I had two composers working on it, Tim and Harry Gregson-Williams, and we wanted them both to get up there but Harry couldn’t make it. The thing that I really wanted for the film was an authenticity … going to the location, using local people to help. Working with a village that had dealt with this kind of trauma, it was all about bringing this authenticity and it seemed to me that this needed to happen musically too as well. Nobody was going to get that without really understanding the environment.

So Tim went up there and was fantastic and so generous. He bonded with this chief in the next village who used to play in a covers band and play a lot of Tim’s songs, so he was just ecstatic. Tim was very generous and left him his guitar when he left, he couldn’t have been happier.

The conflict portrayed was quite raw for a lot of the locals involved as they’d lived through it themselves. But after filming some of them said it was a cathartic experience. Were you surprised by that?

I was very concerned, I didn’t know what was going to happen. When you think about people who have lived through atrocities that we can’t imagine, and getting them to relive them … I didn’t know what would happen when I dressed up Papua New Guineans in uniforms and put them in the village shouting with guns … the first time we brought a helicopter over the village you felt the whole energy change because the last time it happened it was probably strafing them.
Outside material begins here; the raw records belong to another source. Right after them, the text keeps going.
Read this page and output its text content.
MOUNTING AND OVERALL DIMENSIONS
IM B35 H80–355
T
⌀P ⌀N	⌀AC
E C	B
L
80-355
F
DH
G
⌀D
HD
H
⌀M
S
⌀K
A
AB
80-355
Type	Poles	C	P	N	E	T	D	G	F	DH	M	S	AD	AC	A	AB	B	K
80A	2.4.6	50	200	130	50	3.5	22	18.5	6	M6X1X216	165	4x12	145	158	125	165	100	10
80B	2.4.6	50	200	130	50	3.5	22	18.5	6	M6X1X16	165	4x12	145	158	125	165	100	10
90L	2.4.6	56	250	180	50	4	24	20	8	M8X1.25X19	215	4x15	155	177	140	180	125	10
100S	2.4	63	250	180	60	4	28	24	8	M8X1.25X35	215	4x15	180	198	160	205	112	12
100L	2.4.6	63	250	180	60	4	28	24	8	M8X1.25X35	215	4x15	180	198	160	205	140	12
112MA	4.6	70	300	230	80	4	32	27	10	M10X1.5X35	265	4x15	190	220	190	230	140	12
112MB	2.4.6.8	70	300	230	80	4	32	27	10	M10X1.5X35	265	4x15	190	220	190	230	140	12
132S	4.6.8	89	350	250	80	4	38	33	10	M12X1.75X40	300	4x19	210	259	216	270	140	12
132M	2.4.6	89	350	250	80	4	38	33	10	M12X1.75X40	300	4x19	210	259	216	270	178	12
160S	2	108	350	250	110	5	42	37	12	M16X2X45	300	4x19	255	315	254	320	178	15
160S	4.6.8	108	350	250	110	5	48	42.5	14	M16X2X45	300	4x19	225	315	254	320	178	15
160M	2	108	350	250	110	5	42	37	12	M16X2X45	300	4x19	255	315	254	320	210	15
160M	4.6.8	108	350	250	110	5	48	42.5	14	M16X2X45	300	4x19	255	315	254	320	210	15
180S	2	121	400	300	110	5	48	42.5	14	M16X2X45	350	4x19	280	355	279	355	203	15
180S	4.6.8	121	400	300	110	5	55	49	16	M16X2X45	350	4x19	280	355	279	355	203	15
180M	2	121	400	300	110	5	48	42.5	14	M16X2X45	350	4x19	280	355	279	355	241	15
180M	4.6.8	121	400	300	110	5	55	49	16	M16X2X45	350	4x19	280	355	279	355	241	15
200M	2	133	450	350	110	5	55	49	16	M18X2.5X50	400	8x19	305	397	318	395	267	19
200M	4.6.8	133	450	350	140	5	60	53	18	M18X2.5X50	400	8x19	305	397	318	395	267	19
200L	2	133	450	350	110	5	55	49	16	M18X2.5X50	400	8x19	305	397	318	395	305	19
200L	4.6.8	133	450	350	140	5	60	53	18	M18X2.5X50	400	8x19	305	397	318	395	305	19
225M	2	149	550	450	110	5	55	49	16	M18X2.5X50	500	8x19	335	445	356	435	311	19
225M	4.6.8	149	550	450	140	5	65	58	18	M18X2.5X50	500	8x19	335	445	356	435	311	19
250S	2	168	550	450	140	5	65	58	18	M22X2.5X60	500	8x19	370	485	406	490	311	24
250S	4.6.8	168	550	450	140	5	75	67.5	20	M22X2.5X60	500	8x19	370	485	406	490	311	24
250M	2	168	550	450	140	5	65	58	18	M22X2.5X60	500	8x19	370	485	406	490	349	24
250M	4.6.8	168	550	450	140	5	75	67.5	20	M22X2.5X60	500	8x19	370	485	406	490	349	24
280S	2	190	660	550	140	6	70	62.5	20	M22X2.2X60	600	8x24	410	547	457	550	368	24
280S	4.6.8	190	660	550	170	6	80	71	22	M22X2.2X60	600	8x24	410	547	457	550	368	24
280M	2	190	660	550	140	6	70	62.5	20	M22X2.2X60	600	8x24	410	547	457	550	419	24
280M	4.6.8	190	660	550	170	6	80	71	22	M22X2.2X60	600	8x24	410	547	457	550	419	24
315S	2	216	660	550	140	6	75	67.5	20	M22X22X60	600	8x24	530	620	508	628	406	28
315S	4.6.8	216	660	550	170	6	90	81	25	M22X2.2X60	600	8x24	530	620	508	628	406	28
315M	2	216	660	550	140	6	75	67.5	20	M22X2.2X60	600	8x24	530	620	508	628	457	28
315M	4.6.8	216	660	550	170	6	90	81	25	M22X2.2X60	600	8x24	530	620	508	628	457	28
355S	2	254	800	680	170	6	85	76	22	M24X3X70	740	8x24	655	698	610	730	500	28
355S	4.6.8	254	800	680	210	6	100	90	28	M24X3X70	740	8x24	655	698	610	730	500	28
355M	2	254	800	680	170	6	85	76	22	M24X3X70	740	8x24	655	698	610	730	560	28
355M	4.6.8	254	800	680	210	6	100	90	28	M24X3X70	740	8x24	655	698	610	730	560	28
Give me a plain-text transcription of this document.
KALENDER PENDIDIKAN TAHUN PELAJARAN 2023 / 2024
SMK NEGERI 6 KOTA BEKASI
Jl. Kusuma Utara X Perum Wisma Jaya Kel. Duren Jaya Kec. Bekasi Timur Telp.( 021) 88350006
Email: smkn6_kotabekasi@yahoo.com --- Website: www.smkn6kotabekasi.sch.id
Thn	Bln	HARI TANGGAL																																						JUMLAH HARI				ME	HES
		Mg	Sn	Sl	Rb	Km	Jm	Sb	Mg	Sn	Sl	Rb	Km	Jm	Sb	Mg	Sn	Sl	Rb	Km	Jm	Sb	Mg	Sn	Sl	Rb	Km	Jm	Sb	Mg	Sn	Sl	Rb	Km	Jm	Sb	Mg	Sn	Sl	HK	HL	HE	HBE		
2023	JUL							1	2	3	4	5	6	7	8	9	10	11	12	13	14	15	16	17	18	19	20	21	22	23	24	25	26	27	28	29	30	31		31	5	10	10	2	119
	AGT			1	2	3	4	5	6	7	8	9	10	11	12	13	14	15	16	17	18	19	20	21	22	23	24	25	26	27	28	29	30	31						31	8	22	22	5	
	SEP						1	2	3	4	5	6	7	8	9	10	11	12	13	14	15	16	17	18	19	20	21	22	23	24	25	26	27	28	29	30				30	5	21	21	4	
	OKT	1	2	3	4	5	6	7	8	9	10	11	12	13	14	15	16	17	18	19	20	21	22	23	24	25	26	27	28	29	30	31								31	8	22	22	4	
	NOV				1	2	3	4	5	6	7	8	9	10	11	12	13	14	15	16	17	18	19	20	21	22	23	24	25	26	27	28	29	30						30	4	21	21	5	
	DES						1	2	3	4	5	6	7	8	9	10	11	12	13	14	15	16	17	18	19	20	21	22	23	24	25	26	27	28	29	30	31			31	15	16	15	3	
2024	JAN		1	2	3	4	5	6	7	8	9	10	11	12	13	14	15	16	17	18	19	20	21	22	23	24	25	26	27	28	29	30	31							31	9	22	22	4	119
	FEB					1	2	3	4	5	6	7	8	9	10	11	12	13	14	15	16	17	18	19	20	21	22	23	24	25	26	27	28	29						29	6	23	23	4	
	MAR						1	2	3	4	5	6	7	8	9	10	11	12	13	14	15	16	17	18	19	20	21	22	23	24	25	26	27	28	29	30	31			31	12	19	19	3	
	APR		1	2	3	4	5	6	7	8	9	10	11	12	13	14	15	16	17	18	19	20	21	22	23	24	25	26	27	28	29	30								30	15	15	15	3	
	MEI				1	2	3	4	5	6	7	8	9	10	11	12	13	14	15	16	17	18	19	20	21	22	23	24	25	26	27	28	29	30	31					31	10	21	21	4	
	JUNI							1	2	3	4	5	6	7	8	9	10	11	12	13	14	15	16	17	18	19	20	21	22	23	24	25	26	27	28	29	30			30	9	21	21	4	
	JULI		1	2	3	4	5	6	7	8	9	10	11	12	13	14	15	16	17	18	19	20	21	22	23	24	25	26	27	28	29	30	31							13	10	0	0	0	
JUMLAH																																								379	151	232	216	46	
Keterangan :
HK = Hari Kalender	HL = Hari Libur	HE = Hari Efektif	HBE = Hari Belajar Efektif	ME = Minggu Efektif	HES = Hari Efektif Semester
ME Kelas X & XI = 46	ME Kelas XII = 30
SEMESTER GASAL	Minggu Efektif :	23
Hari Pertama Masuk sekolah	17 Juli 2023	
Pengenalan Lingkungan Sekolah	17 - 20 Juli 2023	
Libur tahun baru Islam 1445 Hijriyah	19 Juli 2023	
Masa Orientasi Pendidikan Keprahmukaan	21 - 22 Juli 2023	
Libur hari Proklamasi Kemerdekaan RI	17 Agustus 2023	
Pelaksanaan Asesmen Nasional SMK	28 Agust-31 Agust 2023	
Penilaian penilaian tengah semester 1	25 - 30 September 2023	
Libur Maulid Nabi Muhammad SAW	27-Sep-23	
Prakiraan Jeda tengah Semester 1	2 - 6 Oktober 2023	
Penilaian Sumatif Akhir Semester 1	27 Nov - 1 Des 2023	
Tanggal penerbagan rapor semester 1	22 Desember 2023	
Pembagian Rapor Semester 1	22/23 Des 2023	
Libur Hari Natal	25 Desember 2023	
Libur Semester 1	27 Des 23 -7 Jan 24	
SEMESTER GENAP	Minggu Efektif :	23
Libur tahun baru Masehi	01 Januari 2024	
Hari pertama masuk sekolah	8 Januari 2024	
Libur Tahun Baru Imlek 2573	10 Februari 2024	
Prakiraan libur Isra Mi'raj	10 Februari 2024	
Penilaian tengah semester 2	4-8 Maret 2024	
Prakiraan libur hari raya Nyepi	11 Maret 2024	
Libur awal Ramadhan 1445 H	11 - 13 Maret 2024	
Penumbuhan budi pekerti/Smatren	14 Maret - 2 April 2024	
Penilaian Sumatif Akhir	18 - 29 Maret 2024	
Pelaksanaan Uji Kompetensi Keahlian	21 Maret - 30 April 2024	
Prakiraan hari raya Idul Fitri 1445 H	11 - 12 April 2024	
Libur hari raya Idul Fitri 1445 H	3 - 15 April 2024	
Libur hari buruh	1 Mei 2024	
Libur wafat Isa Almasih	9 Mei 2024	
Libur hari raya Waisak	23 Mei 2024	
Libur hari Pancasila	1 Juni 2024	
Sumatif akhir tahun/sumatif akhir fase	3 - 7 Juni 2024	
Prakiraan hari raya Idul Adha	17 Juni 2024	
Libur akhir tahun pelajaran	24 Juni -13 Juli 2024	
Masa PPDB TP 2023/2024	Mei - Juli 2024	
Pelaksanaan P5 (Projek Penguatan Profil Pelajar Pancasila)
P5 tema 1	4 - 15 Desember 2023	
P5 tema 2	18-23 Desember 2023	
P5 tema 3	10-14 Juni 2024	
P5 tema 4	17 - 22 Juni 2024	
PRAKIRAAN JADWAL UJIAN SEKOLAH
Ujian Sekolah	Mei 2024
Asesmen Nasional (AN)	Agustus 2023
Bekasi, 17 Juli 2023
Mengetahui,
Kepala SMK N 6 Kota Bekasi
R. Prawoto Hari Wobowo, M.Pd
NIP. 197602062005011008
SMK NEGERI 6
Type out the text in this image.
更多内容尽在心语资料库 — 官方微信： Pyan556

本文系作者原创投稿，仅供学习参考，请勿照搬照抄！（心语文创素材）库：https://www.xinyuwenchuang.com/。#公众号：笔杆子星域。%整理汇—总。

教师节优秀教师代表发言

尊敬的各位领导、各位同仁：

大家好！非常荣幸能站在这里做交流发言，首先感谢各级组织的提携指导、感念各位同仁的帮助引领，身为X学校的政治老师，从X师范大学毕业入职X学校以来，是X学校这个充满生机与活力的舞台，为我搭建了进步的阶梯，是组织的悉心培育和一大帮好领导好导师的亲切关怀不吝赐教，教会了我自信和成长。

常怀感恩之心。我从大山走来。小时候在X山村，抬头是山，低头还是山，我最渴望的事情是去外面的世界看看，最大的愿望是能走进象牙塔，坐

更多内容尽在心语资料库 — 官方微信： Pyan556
I was prepared for the worst. When we started doing some of these big dramatic scenes, I found a sort of cathartic outpouring, particularly from the women, who tend to talk more about their feelings, who were very grateful afterwards. We’d do a scene, and people weren’t acting, they were remembering.

Then at the end we would sit around talking, they would pray, they would sing, and it did become this very cathartic experience. I’ve since talked to a therapist who said, that’s what we do in trauma therapy, we take people, we re-live the experience in a safe way and they get to own their emotions in a way they couldn’t at the time. And it became very cathartic.

 Mr Pip is out now in New Zealand and due for release in Australia November 7.